31.7.07

Aquilo que não se pode contar . 12 . O cheiro

[Bosch - A adoração dos Magos (pormenor)]

La curiosidad pudo más que el miedo y no cerré los ojos.

Jorge Luis Borges, There are more things

toc toc toc. Naquela tarde a minha vida acabou entre espirais de pó laranja. Ou vermelho. Dançando à minha volta por cima de mim deitado de cara colada ao tecto. E às vezes levantava o braço e lançava-lhe a mão. Como se pudesse lá chegar. Tacteando o ar pastoso. Abrindo caminho por entre a chuva de pó ritmado. toc toc toc. Quebrando o silêncio da tarde muda. Surda. Surdo. Porque à minha volta só toc toc toc. Mais nada. Como se o mundo tivesse acabado e só restássemos nós. Eu. E aquilo. E eu queria gritar. Chamar a mãe. Mãe. Mãe. toc toc toc. A boca não se me abria. Todo eu confluía naquela moldura sem pó. Mudo. Surdo. Eu era olhos e mão. Lançados ao tecto. E aquele ardor nas entranhas.

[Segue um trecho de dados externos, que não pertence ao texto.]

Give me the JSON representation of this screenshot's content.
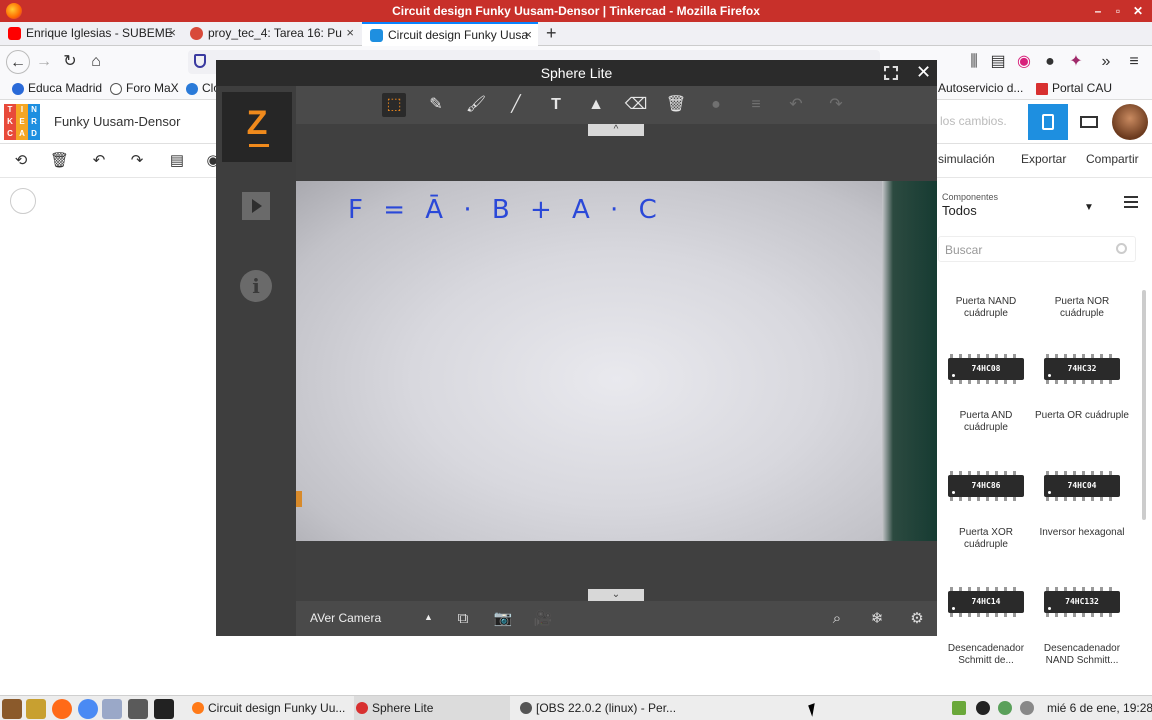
{
  "window": {
    "title": "Circuit design Funky Uusam-Densor | Tinkercad - Mozilla Firefox",
    "controls": [
      "–",
      "▫",
      "✕"
    ]
  },
  "tabs": [
    {
      "label": "Enrique Iglesias - SUBEME",
      "color": "#ff0000"
    },
    {
      "label": "proy_tec_4: Tarea 16: Pu",
      "color": "#d84a3a"
    },
    {
      "label": "Circuit design Funky Uusa",
      "color": "#1e8fe0"
    }
  ],
  "newtab_label": "+",
  "bookmarks": [
    {
      "label": "Educa Madrid",
      "color": "#2a6ad8"
    },
    {
      "label": "Foro MaX",
      "color": "#555555"
    },
    {
      "label": "Clo",
      "color": "#2a7ad8"
    },
    {
      "label": "Autoservicio d...",
      "color": "#3a6a3a"
    },
    {
      "label": "Portal CAU",
      "color": "#d83030"
    }
  ],
  "tinkercad": {
    "logo_letters": [
      "T",
      "I",
      "N",
      "K",
      "E",
      "R",
      "C",
      "A",
      "D"
    ],
    "logo_colors": [
      "#e84a3a",
      "#f5a623",
      "#1e8fe0",
      "#e84a3a",
      "#f5a623",
      "#1e8fe0",
      "#e84a3a",
      "#f5a623",
      "#1e8fe0"
    ],
    "design_title": "Funky Uusam-Densor",
    "save_status": "los cambios.",
    "actions": {
      "simulation": "simulación",
      "export": "Exportar",
      "share": "Compartir"
    },
    "components_label": "Componentes",
    "components_filter": "Todos",
    "search_placeholder": "Buscar",
    "components": [
      {
        "chip": "",
        "name": "Puerta NAND cuádruple"
      },
      {
        "chip": "",
        "name": "Puerta NOR cuádruple"
      },
      {
        "chip": "74HC08",
        "name": "Puerta AND cuádruple"
      },
      {
        "chip": "74HC32",
        "name": "Puerta OR cuádruple"
      },
      {
        "chip": "74HC86",
        "name": "Puerta XOR cuádruple"
      },
      {
        "chip": "74HC04",
        "name": "Inversor hexagonal"
      },
      {
        "chip": "74HC14",
        "name": "Desencadenador Schmitt de..."
      },
      {
        "chip": "74HC132",
        "name": "Desencadenador NAND Schmitt..."
      }
    ]
  },
  "sphere": {
    "title": "Sphere Lite",
    "logo": "Z",
    "info_icon_glyph": "i",
    "camera_source": "AVer Camera",
    "handwriting": "F = Ā · B + A · C",
    "collapse_up": "^",
    "collapse_down": "⌄"
  },
  "taskbar": {
    "tasks": [
      {
        "label": "Circuit design Funky Uu...",
        "color": "#ff7a18"
      },
      {
        "label": "Sphere Lite",
        "color": "#d83030"
      },
      {
        "label": "[OBS 22.0.2 (linux) - Per...",
        "color": "#555555"
      }
    ],
    "clock": "mié 6 de ene, 19:28"
  }
}
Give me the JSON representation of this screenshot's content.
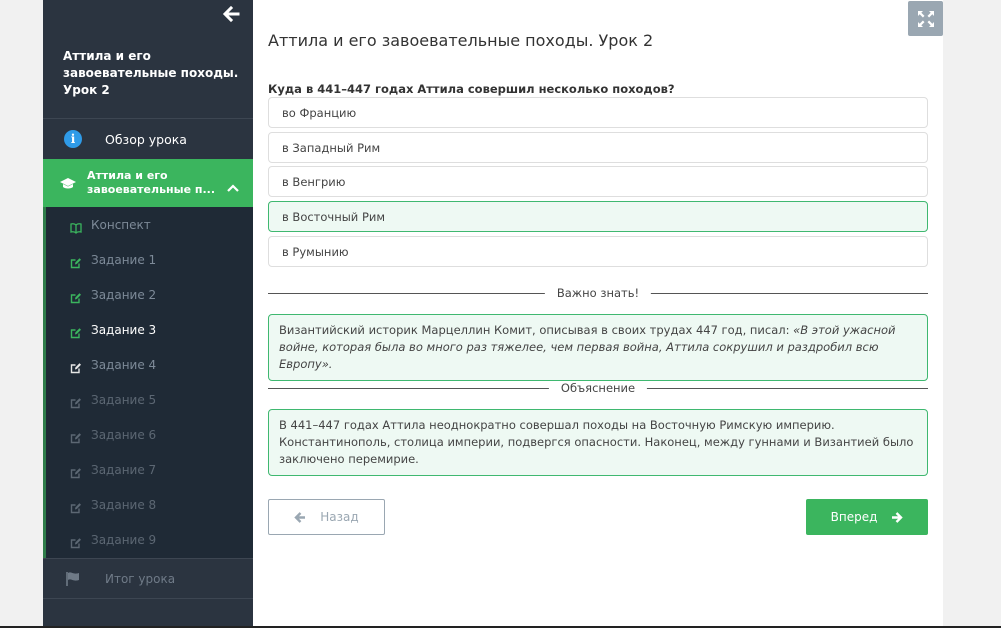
{
  "sidebar": {
    "course_title": "Аттила и его завоевательные походы. Урок 2",
    "overview_label": "Обзор урока",
    "active_lesson_label": "Аттила и его завоевательные п...",
    "items": [
      {
        "label": "Конспект",
        "icon": "book-icon",
        "state": "done"
      },
      {
        "label": "Задание 1",
        "icon": "edit-icon",
        "state": "done"
      },
      {
        "label": "Задание 2",
        "icon": "edit-icon",
        "state": "done"
      },
      {
        "label": "Задание 3",
        "icon": "edit-icon",
        "state": "current"
      },
      {
        "label": "Задание 4",
        "icon": "edit-icon",
        "state": "pending"
      },
      {
        "label": "Задание 5",
        "icon": "edit-icon",
        "state": "locked"
      },
      {
        "label": "Задание 6",
        "icon": "edit-icon",
        "state": "locked"
      },
      {
        "label": "Задание 7",
        "icon": "edit-icon",
        "state": "locked"
      },
      {
        "label": "Задание 8",
        "icon": "edit-icon",
        "state": "locked"
      },
      {
        "label": "Задание 9",
        "icon": "edit-icon",
        "state": "locked"
      }
    ],
    "final_label": "Итог урока"
  },
  "main": {
    "title": "Аттила и его завоевательные походы. Урок 2",
    "question": "Куда в 441–447 годах Аттила совершил несколько походов?",
    "options": [
      {
        "label": "во Францию"
      },
      {
        "label": "в Западный Рим"
      },
      {
        "label": "в Венгрию"
      },
      {
        "label": "в Восточный Рим"
      },
      {
        "label": "в Румынию"
      }
    ],
    "important_header": "Важно знать!",
    "important_text_plain": "Византийский историк Марцеллин Комит, описывая в своих трудах 447 год, писал: ",
    "important_text_quote": "«В этой ужасной войне, которая была во много раз тяжелее, чем первая война, Аттила сокрушил и раздробил всю Европу».",
    "explanation_header": "Объяснение",
    "explanation_text": "В 441–447 годах Аттила неоднократно совершал походы на Восточную Римскую империю. Константинополь, столица империи, подвергся опасности. Наконец, между гуннами и Византией было заключено перемирие.",
    "back_label": "Назад",
    "next_label": "Вперед"
  },
  "colors": {
    "sidebar_bg": "#2b3440",
    "accent_green": "#3bb55e",
    "info_blue": "#2f9be8",
    "correct_bg": "#eef9f3"
  }
}
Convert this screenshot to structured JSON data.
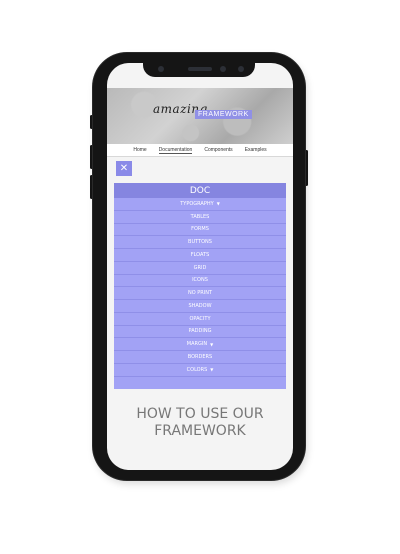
{
  "header": {
    "logo_script": "amazing",
    "logo_box": "FRAMEWORK"
  },
  "nav": {
    "items": [
      "Home",
      "Documentation",
      "Components",
      "Examples"
    ],
    "active": "Documentation"
  },
  "close": {
    "icon": "close-icon",
    "glyph": "✕"
  },
  "menu": {
    "title": "DOC",
    "items": [
      {
        "label": "TYPOGRAPHY",
        "dropdown": true
      },
      {
        "label": "TABLES"
      },
      {
        "label": "FORMS"
      },
      {
        "label": "BUTTONS"
      },
      {
        "label": "FLOATS"
      },
      {
        "label": "GRID"
      },
      {
        "label": "ICONS"
      },
      {
        "label": "NO PRINT"
      },
      {
        "label": "SHADOW"
      },
      {
        "label": "OPACITY"
      },
      {
        "label": "PADDING"
      },
      {
        "label": "MARGIN",
        "dropdown": true
      },
      {
        "label": "BORDERS"
      },
      {
        "label": "COLORS",
        "dropdown": true
      }
    ],
    "caret_glyph": "▼"
  },
  "main": {
    "heading_line1": "HOW TO USE OUR",
    "heading_line2": "FRAMEWORK"
  },
  "colors": {
    "accent": "#8585e0",
    "menu_bg": "#a2a2f5",
    "phone_frame": "#151515"
  }
}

Depois pus-me de joelhos em cima da cama e tudo mudou. A luz era a mesma. Filtrada pelas listas da cortina. Laranja. Vermelho. E dourado. Mas havia um cheiro novo no ar. Já não era o pó nem o bolor nem o papel. Era pegajoso. Húmido. Não era um cheiro animal. Era. Não sei. Era diferente. Laranja. Cheirava a laranja. Não ao fruto. À cor. As cores não cheiram. Mas aquilo era cheiro a cor de laranja. Como o calor. Um calor cor de laranja que me entrava pela pele adentro. Ou então. Talvez não fosse um cheiro a cor de laranja. Mas quando fecho os olhos e me tento lembrar. Pó. Laranja. E o toc toc toc. Que agora era um zumbido. Quase um riso baixinho. Anda cá sobe não tenhas medo. Não não. Isto não é uma história de fantasmas. Já disse. Mas eu ouvi aquilo. Dentro da minha cabeça. Ou era eu que. Ou era aquilo. E o meu coração parou. Pus a mão no peito e não o sentia.